Zuccuri evokes the texture of 'kuri' (chestnuts), with a bite that crumbles, then melts.

ZUCCURÌ

Cucurbita maxima

Hearty, tender and bursting with natural sweetness, kabocha squash is a core element of Washoku. Zuccuri is a specific variety of kabocha which is likened to a chestnut (kuri) in its sweetness and texture. This versatile squash is packed with flavor and nutrition, from its vibrant orange interior to its edible dark green skin. Its soft consistency first crumbles and then melts in the mouth, a unique characteristic that comes from its starch content.

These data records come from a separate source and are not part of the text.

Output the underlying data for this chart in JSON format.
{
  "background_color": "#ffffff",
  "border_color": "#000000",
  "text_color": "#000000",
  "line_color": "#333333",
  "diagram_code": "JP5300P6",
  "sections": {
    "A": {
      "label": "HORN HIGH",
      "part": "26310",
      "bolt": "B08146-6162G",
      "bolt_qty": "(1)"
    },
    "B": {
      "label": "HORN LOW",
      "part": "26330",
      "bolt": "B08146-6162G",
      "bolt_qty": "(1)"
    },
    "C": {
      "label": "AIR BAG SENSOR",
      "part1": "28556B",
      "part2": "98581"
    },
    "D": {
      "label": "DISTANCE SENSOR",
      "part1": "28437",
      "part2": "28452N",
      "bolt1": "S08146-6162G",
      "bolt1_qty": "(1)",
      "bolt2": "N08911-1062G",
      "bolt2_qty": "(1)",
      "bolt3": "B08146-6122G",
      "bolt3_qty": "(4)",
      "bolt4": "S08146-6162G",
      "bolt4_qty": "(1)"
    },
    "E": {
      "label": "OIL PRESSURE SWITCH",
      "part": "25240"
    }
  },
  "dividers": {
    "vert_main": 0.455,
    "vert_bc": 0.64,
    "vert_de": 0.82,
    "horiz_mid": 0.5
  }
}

Kabocha squashes like Zuccuri are a winter staple in Japan and a reliable source of vitamins when vitamin- and carotene-rich vegetables are scarce, as they can be stored for upwards of three months in a cool, dry place. Traditionally enjoyed on winter solstice in Japan, Zuccuri is often prepared in a sweet soup with adzuki beans in the wintertime, as it is believed to help boost the immune system and prevent colds.

COOKING WITH ZUCCURÌ

Enjoy Zuccuri simmered, sautéed, dipped in tempura batter and fried, or roasted for a saccharine, melt-in-your-mouth sensory experience. This sweet kabocha squash pairs well with warming spices like nutmeg, clove and sage, as well as pears, cilantro, spinach, and parsley.

Zuccuri holds its form well when cooked and can be added in cubes to soups, stews, curries and casseroles. For a very simple and fast preparation, try microwaving one-fourth of the Zuccuri (500g approx.) for six minutes.